やっぱり素晴らしい。第一話で一気に、なんちゃって優等生の彼女が、何かを届けにわざわざ家まで来た彼に、人違いで蹴りを入れてしまって性格がバレるところまでテンポよく描かれている。そこから彼のほうが本性をあらわして彼女を脅迫して仕事をさせて利用するようになり、彼女は仕方なく彼に従うようになる。最初の告白はどこにいったやら、彼の言いつけは容赦がないのだった。と言いながらなんだかんだで二人は親しくなっていくのだった。でも今度は彼女のほうが彼を好きになっていき、今の関係が急にみじめに思えてきてしまい…。
作者は自分の作品を読み返さない主義みたいで、特に連載初期のは自分らしくないと思っているみたいなことをあとがきで述べている。でもほんとこの部分が一番すばらしいと思う。感情を爆発させたあとで「……へへへ 泣いちゃった」って照れるところなんか最高。ああ読み返してよかった。相思相愛になる場面を言葉ではなく動作でやってみせるところなんてすごい名シーンだと思う。
マンガ表現も冴えわたっているんだよなあ。2巻で彼女と彼のリアクションの違いをほとんど同じ展開のページで表現して二人のキャラの特徴を描いていたり、シリアス顔の中に効果的にデフォルメ顔が混じったり、相思相愛になるまでの心の揺れ動きが絶妙だったり。ギャグ的なものもあって結構笑えるし。

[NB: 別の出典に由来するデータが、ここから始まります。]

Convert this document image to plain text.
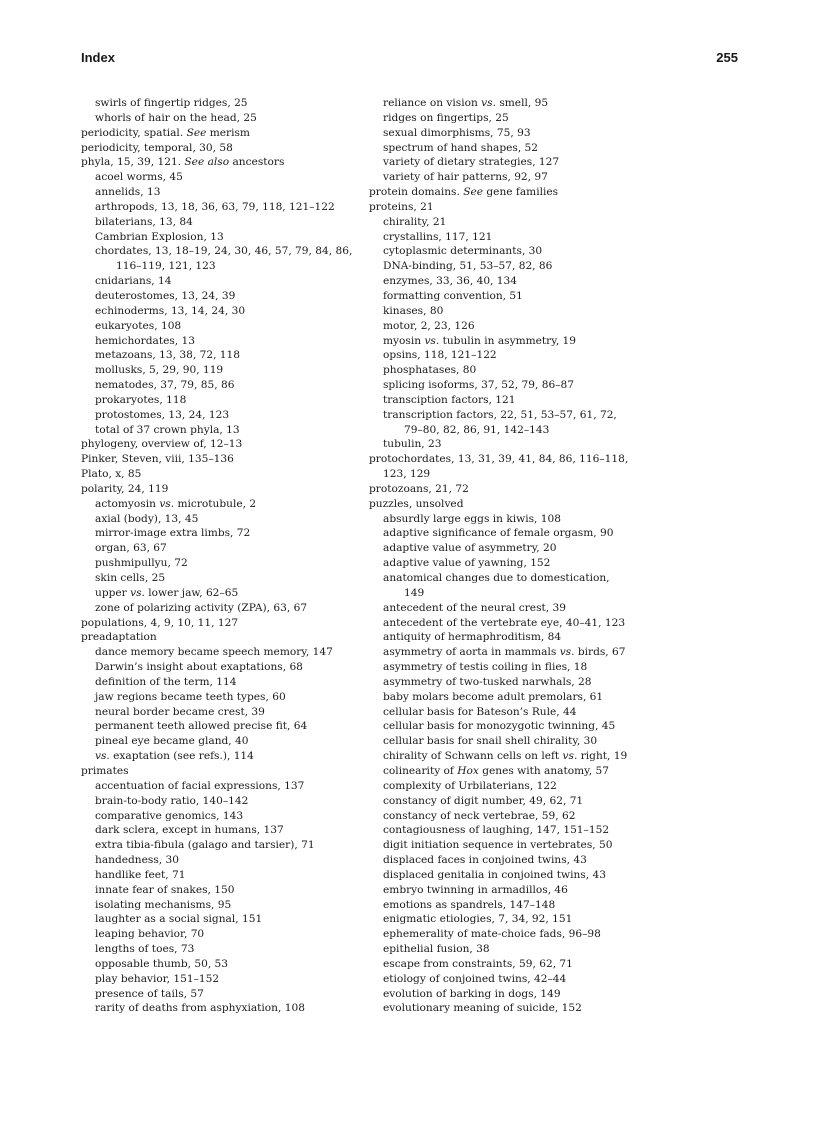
Index	255
swirls of fingertip ridges, 25
whorls of hair on the head, 25
periodicity, spatial. See merism
periodicity, temporal, 30, 58
phyla, 15, 39, 121. See also ancestors
acoel worms, 45
annelids, 13
arthropods, 13, 18, 36, 63, 79, 118, 121–122
bilaterians, 13, 84
Cambrian Explosion, 13
chordates, 13, 18–19, 24, 30, 46, 57, 79, 84, 86,
116–119, 121, 123
cnidarians, 14
deuterostomes, 13, 24, 39
echinoderms, 13, 14, 24, 30
eukaryotes, 108
hemichordates, 13
metazoans, 13, 38, 72, 118
mollusks, 5, 29, 90, 119
nematodes, 37, 79, 85, 86
prokaryotes, 118
protostomes, 13, 24, 123
total of 37 crown phyla, 13
phylogeny, overview of, 12–13
Pinker, Steven, viii, 135–136
Plato, x, 85
polarity, 24, 119
actomyosin vs. microtubule, 2
axial (body), 13, 45
mirror-image extra limbs, 72
organ, 63, 67
pushmipullyu, 72
skin cells, 25
upper vs. lower jaw, 62–65
zone of polarizing activity (ZPA), 63, 67
populations, 4, 9, 10, 11, 127
preadaptation
dance memory became speech memory, 147
Darwin’s insight about exaptations, 68
definition of the term, 114
jaw regions became teeth types, 60
neural border became crest, 39
permanent teeth allowed precise fit, 64
pineal eye became gland, 40
vs. exaptation (see refs.), 114
primates
accentuation of facial expressions, 137
brain-to-body ratio, 140–142
comparative genomics, 143
dark sclera, except in humans, 137
extra tibia-fibula (galago and tarsier), 71
handedness, 30
handlike feet, 71
innate fear of snakes, 150
isolating mechanisms, 95
laughter as a social signal, 151
leaping behavior, 70
lengths of toes, 73
opposable thumb, 50, 53
play behavior, 151–152
presence of tails, 57
rarity of deaths from asphyxiation, 108
reliance on vision vs. smell, 95
ridges on fingertips, 25
sexual dimorphisms, 75, 93
spectrum of hand shapes, 52
variety of dietary strategies, 127
variety of hair patterns, 92, 97
protein domains. See gene families
proteins, 21
chirality, 21
crystallins, 117, 121
cytoplasmic determinants, 30
DNA-binding, 51, 53–57, 82, 86
enzymes, 33, 36, 40, 134
formatting convention, 51
kinases, 80
motor, 2, 23, 126
myosin vs. tubulin in asymmetry, 19
opsins, 118, 121–122
phosphatases, 80
splicing isoforms, 37, 52, 79, 86–87
transciption factors, 121
transcription factors, 22, 51, 53–57, 61, 72,
79–80, 82, 86, 91, 142–143
tubulin, 23
protochordates, 13, 31, 39, 41, 84, 86, 116–118,
123, 129
protozoans, 21, 72
puzzles, unsolved
absurdly large eggs in kiwis, 108
adaptive significance of female orgasm, 90
adaptive value of asymmetry, 20
adaptive value of yawning, 152
anatomical changes due to domestication,
149
antecedent of the neural crest, 39
antecedent of the vertebrate eye, 40–41, 123
antiquity of hermaphroditism, 84
asymmetry of aorta in mammals vs. birds, 67
asymmetry of testis coiling in flies, 18
asymmetry of two-tusked narwhals, 28
baby molars become adult premolars, 61
cellular basis for Bateson’s Rule, 44
cellular basis for monozygotic twinning, 45
cellular basis for snail shell chirality, 30
chirality of Schwann cells on left vs. right, 19
colinearity of Hox genes with anatomy, 57
complexity of Urbilaterians, 122
constancy of digit number, 49, 62, 71
constancy of neck vertebrae, 59, 62
contagiousness of laughing, 147, 151–152
digit initiation sequence in vertebrates, 50
displaced faces in conjoined twins, 43
displaced genitalia in conjoined twins, 43
embryo twinning in armadillos, 46
emotions as spandrels, 147–148
enigmatic etiologies, 7, 34, 92, 151
ephemerality of mate-choice fads, 96–98
epithelial fusion, 38
escape from constraints, 59, 62, 71
etiology of conjoined twins, 42–44
evolution of barking in dogs, 149
evolutionary meaning of suicide, 152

ただ、残念ながらこれがこの作品のピークなんだよなあ。相思相愛になっちゃうからしょうがないとは思うんだけど、3巻以降はなぜか表現も下降線を描いていく。コマ割のレトリックはもう使わなくなっちゃうし、やたら崩したデフォルメ顔が節操無く出てくるようになってしまうし。
初期の読み切りが一巻には収録されている。「トラとカメレオン」この作品は少女マンガに多少慣れていないと読みにくいかも。以前男からブスだと言われたことを気にしていつも下を向いていた女があるとき怪我をしてしまい、その原因となった不良っぽい男が責任を感じて期間限定で世話をするようになり親しくなっていくという話。いろいろ洗練されていなくて余計な設定やら所作やら表現があってすっきりしないのだけど、じっくり読んでいけばそれなりに楽しめると思う。
この作品を本当は強く勧めたいところなのだけど、巻を追うごとにつまらなくなっていくので微妙なんだよなあ。いまなら最近実写映画化された河原数音「高校デビュー」のほうがいいかな。